Basicamente, os soviéticos estavam no maior clima de "se me atacar, eu vou atacar", "com a mão coçando para apertar o botãozinho do apocalipse" e iniciar a guerra de destruição da Terra.
Isso só podia ter um significado para o general Leonard H. Perroots: o avião carregava armas que nunca tinha carregado, ou seja, uma carga preparada para guerra.
Os caça-soviéticos estavam prontos para ataca em novembro de 1983. (Imagem: Wikimedia Commons)

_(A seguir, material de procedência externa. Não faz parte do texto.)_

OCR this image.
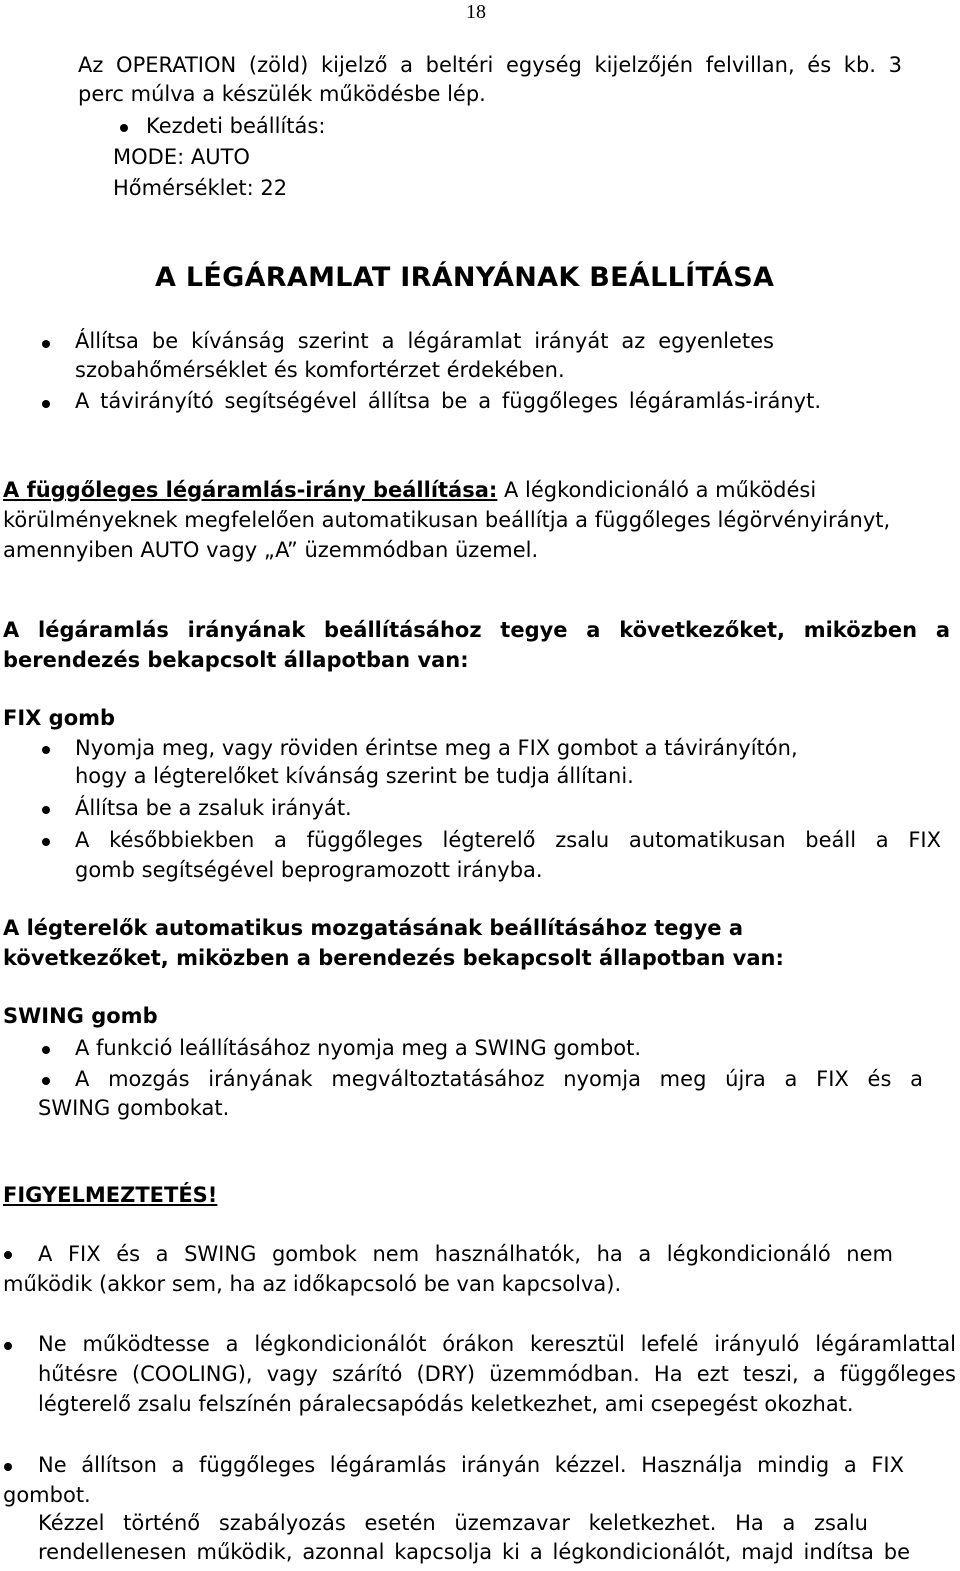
18
Az OPERATION (zöld) kijelző a beltéri egység kijelzőjén felvillan, és kb. 3
perc múlva a készülék működésbe lép.
Kezdeti beállítás:
MODE: AUTO
Hőmérséklet: 22
A LÉGÁRAMLAT IRÁNYÁNAK BEÁLLÍTÁSA
Állítsa be kívánság szerint a légáramlat irányát az egyenletes
szobahőmérséklet és komfortérzet érdekében.
A távirányító segítségével állítsa be a függőleges légáramlás-irányt.
A függőleges légáramlás-irány beállítása: A légkondicionáló a működési
körülményeknek megfelelően automatikusan beállítja a függőleges légörvényirányt,
amennyiben AUTO vagy „A” üzemmódban üzemel.
A légáramlás irányának beállításához tegye a következőket, miközben a
berendezés bekapcsolt állapotban van:
FIX gomb
Nyomja meg, vagy röviden érintse meg a FIX gombot a távirányítón,
hogy a légterelőket kívánság szerint be tudja állítani.
Állítsa be a zsaluk irányát.
A későbbiekben a függőleges légterelő zsalu automatikusan beáll a FIX
gomb segítségével beprogramozott irányba.
A légterelők automatikus mozgatásának beállításához tegye a
következőket, miközben a berendezés bekapcsolt állapotban van:
SWING gomb
A funkció leállításához nyomja meg a SWING gombot.
A mozgás irányának megváltoztatásához nyomja meg újra a FIX és a
SWING gombokat.
FIGYELMEZTETÉS!
A FIX és a SWING gombok nem használhatók, ha a légkondicionáló nem
működik (akkor sem, ha az időkapcsoló be van kapcsolva).
Ne működtesse a légkondicionálót órákon keresztül lefelé irányuló légáramlattal
hűtésre (COOLING), vagy szárító (DRY) üzemmódban. Ha ezt teszi, a függőleges
légterelő zsalu felszínén páralecsapódás keletkezhet, ami csepegést okozhat.
Ne állítson a függőleges légáramlás irányán kézzel. Használja mindig a FIX
gombot.
Kézzel történő szabályozás esetén üzemzavar keletkezhet. Ha a zsalu
rendellenesen működik, azonnal kapcsolja ki a légkondicionálót, majd indítsa be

Perroots contou a situação para o general Billy Minter, comandante da Força Aérea dos EUA na Europa. Ele, então, perguntou se os americanos deveriam reagir. Perroots disse que não havia informações suficientes para aumentar o estado de alerta e falou que ia continuar monitorando os movimentos soviéticos.
A questão é que Perroots não sabia que os inimigos realmente estavam prontos para uma guerra. Isso só foi entendido depois que o agente Oleg Gordievski desertou para o Ocidente e contou tudo. Em um relatório entregue anos depois e divulgado só agora em 2021, Perroots diz que a sua resposta poderia ter sido diferente se ele soubesse dos planos soviéticos.
Os americanos concluíram os exercícios de Able Archer "tranquilamente", e isso evitou que a URSS colocasse seus planos de ataque em prática. A ideia de Perroots de esperar mais informações também foi essencial para evitar a explosão da guerra. Todas as decisões foram tomadas por instinto, e não com base em informações concretas.
Se qualquer um dos lados estivesse andando 1 milímetro fora da linha ou tomado uma decisão diferente, a guerra nuclear teria começado.